Ticks once tickled dinosaurs’ feathers.
The tiny arthropods have been surreptitiously sucking blood for more than 100 million years, but evidence of early ticks’ preferred hosts has been scant. Now, samples of amber from Myanmar have caught the critters with their spiny mouthparts inside the cookie jar. A hunk of 99-million-year-old amber holds a tick tangled in a dinosaur feather, researchers report December 12 in Nature Communications. Other pieces of amber suggest that a different tick species from the same period, dubbed Deinocroton draculi, hung out in feathered dinosaur nests (SN: 8/23/14, p. 15).
The tick enmeshed in the feather belongs to the same group of ticks as the deer ticks that bite humans and other animals today. But it’s hard to say what type of dinosaur the tick dined on.

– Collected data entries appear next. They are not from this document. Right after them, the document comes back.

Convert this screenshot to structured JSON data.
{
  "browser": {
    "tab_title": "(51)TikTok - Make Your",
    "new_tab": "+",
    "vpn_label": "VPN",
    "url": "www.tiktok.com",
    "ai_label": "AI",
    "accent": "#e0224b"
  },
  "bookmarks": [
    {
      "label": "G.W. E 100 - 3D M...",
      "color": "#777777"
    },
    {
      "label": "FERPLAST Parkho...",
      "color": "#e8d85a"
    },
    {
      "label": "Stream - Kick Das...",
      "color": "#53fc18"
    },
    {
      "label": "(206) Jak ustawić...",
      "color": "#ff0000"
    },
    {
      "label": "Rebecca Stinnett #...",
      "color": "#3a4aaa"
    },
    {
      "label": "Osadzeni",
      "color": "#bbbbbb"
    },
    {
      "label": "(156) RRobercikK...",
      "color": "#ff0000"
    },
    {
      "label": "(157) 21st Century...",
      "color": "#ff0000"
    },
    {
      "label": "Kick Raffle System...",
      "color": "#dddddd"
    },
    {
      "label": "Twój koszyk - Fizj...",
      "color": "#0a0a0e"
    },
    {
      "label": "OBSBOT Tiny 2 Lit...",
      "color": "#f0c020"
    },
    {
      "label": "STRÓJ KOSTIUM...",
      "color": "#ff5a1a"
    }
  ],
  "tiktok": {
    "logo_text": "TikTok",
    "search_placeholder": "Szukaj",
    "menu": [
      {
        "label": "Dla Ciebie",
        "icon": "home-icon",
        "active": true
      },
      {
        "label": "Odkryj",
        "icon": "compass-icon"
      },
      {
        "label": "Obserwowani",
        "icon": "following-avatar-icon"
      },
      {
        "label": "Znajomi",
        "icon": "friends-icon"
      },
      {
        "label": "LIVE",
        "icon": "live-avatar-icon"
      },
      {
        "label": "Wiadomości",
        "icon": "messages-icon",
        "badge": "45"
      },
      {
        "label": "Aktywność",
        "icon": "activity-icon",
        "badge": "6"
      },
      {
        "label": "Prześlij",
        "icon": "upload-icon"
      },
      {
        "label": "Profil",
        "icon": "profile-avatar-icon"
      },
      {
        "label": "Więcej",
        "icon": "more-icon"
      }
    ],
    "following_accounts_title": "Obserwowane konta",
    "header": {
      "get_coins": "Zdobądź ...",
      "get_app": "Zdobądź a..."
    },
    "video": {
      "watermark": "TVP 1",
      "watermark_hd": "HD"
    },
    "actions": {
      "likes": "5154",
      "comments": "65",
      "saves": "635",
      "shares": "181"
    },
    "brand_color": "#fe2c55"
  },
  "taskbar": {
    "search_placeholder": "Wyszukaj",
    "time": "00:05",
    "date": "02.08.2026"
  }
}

While the researchers say the age of the feather places it on a dinosaur, they can’t tell how birdlike that creature may have been. The feather shares characteristics with the plumage that helps modern birds fly, such as longer barbs on one side of the feather’s shaft than the other. But that shape doesn’t necessarily mean that the feather’s former owner could fly, says study coauthor Ricardo Pérez-de la Fuente, a paleobiologist at the Oxford University Museum of Natural History.
“In the future, we may be able to further narrow down the range of potential hosts, but this is currently the best that can be done with an isolated feather,” adds Ryan McKellar, an invertebrate paleontologist at the Royal Saskatchewan Museum in Regina who wasn’t part of the study.
Another chunk of amber contained two ticks preserved so close together that they were likely entrapped at the same time. Both had what looked like tiny barbed hairs stuck to their bodies — these hairlike structures are frequently found on beetle larvae that hung out in dinosaur nests. “So we think that those beetle hairs were acquired by the ticks in a feathered dinosaur nest,” says Pérez-de la Fuente. That’s further evidence that early ticks fed on dinos, he says.
There’s a “strong case” for that interpretation, McKellar says. “It is impressive to see small clues and associations build up to form a larger picture of ancient ecosystems.”